Investing.com-- Oil prices settled lower Wednesday, adding to bruising losses over the past week as the prospect of a less severe escalation in the Middle East and weak demand weighed.
At 14:30 ET (18:30 GMT), Brent oil futures fell 0.04% to $74.22 a barrel, while West Texas Intermediate crude futures fell 0.3% to $70.39 a barrel.
Middle East fears ease after Israel report
Prices plummeted more than 4% in the prior session after fears of a severe escalation in the Middle East conflict eased following a Washington Post (NYSE:POST) report said Israeli Prime Minister Benjamin Netanyahu assured U.S. officials that the country would not attack Iran’s oil and nuclear sites.
Markets have been watching for Israel’s retaliation over an early-October missile strike by Iran, as hostilities between Israel and Iran-backed forces showed little signs of easing.
Fears of all-out war in the region had been a major boost to oil prices, as traders priced in a greater risk premium on the prospect of Middle East supply disruptions.

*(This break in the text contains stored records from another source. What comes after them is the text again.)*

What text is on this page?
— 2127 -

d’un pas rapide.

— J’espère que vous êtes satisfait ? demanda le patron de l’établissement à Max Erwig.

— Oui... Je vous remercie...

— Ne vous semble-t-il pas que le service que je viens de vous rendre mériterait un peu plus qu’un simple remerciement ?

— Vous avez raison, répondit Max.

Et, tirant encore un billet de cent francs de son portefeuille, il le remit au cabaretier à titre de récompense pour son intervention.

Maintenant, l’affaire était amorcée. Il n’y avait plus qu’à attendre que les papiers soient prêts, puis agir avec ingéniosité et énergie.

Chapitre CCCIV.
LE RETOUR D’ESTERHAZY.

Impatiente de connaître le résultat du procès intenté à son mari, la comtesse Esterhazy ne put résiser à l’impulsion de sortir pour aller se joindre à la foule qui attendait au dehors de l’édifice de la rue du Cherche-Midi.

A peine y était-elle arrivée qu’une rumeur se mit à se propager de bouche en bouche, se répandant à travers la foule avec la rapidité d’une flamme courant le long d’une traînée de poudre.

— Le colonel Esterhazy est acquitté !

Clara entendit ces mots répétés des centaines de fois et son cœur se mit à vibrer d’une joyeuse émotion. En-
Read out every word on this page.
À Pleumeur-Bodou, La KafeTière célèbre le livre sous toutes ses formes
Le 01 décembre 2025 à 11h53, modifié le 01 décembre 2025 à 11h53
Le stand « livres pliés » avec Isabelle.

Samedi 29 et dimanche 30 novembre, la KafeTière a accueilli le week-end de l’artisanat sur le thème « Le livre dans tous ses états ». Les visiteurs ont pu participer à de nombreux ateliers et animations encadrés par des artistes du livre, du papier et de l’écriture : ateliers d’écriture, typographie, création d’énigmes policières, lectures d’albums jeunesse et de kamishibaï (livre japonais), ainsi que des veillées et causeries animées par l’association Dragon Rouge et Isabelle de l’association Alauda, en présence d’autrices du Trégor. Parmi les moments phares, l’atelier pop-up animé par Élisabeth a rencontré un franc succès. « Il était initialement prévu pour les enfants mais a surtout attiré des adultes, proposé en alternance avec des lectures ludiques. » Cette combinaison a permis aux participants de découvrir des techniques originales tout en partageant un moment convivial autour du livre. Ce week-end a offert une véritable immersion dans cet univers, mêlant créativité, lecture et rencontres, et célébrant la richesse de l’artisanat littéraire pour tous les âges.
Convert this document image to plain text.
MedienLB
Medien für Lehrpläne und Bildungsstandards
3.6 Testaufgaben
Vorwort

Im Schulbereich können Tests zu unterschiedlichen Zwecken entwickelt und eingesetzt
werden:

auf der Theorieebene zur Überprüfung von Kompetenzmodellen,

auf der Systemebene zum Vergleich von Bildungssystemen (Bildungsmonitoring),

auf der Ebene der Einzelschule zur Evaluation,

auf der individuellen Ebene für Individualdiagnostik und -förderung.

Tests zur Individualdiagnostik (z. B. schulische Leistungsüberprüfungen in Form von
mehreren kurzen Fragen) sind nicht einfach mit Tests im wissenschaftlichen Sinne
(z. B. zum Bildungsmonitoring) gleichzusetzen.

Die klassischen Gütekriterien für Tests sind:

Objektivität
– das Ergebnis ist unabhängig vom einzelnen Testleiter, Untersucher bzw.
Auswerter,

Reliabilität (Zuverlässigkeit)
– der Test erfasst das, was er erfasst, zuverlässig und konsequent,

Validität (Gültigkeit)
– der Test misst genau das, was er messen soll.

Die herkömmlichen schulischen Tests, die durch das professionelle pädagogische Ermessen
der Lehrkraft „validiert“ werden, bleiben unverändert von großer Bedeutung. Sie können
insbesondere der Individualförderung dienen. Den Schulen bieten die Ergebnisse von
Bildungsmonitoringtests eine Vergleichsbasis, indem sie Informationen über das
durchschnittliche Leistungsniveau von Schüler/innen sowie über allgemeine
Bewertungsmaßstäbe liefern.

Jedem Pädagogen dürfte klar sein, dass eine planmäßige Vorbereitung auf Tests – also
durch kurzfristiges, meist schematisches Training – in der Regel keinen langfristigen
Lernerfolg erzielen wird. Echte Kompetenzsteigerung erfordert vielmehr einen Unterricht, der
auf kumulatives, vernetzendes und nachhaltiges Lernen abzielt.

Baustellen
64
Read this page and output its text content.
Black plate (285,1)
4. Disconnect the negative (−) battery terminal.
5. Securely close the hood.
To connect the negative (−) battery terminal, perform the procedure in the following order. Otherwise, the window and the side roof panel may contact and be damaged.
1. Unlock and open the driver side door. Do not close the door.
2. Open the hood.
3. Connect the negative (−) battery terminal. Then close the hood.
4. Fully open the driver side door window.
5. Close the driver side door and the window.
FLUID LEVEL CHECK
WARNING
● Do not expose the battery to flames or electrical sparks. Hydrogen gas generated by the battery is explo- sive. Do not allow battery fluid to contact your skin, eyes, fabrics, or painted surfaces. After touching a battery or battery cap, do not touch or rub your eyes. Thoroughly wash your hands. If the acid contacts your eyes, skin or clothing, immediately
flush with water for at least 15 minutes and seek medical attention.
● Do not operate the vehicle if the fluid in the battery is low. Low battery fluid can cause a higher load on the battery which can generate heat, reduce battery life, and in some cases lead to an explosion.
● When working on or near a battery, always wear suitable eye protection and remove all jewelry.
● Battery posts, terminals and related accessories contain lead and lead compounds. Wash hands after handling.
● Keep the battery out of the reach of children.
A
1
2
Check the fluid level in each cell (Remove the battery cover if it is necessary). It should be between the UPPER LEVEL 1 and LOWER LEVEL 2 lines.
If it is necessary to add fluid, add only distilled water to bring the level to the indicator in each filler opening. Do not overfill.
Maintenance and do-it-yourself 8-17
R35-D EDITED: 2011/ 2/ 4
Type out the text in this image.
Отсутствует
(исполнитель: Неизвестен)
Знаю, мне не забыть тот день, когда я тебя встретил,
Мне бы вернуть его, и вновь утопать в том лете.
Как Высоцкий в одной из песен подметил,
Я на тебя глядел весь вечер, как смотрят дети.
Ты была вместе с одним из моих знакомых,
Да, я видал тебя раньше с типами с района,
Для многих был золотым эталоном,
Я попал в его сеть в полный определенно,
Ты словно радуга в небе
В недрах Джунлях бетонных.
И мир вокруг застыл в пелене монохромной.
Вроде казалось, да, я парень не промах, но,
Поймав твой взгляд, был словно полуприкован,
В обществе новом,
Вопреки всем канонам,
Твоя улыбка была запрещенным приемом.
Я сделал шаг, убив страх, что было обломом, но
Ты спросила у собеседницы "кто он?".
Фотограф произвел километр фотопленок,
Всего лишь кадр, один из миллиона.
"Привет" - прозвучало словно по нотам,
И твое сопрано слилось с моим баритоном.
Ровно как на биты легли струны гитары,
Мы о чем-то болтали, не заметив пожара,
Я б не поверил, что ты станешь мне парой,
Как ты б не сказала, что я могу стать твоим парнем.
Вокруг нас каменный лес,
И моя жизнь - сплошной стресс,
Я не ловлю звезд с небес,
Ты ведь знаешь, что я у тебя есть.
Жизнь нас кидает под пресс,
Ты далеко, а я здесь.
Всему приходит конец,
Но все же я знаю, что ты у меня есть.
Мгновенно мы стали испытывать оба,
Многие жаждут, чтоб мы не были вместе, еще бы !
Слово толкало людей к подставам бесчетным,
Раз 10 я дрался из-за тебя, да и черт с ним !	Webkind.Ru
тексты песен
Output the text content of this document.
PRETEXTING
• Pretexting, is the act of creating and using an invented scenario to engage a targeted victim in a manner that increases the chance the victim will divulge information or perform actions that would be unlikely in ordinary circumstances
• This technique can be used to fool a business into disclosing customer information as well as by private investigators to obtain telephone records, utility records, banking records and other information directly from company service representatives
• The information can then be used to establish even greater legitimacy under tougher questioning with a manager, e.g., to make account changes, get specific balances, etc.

IEA, OPEC warnings dent oil outlook
Oil markets were also grappling with warnings on increased supply and lower demand from two major industry groups this week.
The International Energy Agency said in a monthly report on Tuesday that it expects oil markets to see a supply glut in 2025, and that it stood ready to plug any potential supply disruptions from the Middle East.
The agency also slightly trimmed its 2024 demand growth forecast, citing weakness in top importer China.
The cut came just a day after the Organization of Petroleum Exporting Countries cut its demand growth forecast for 2024 and 2025, citing concerns over worsening demand in China.
China have announced a slew of stimulus measures in recent weeks. But investors were still underwhelmed by a lack of details on the timing and scale of the planned measures.
Weak economic readings from the country also dented sentiment.
OPEC faces a dilemma - Bernstein
Global oil demand remains in the doldrums, according to Bernstein, creating a dilemma for OPEC given the looming surplus in crude supply next year.
“Heading into 2025, we remain concerned about the looming surplus in crude supply next year which would reduce the call on OPEC by 0.9 million bbls/day,” said analysts at Bernstein, in a note dated Oct. 16.
“OPEC’s dilemma is that to support current prices, they probably need to cut. But with spare capacity already at elevated levels, this is far from what OPEC would like to do," said analysts at Bernstein, in a note dated Oct. 16.
More recently, the OPEC members have been talking about unwinding cuts, although this could be an attempt to maintain discipline among OPEC members, Bernstein said.
At this stage any increase in OPEC output towards the end of the year looks unlikely, but this is probably the biggest thing to worry about in the near term for oil investors.
“While the setup on fundamentals does not look positive for Brent, geopolitics remains the key upside risk which cannot be completely discounted given the geopolitical risks,” Bernstein added.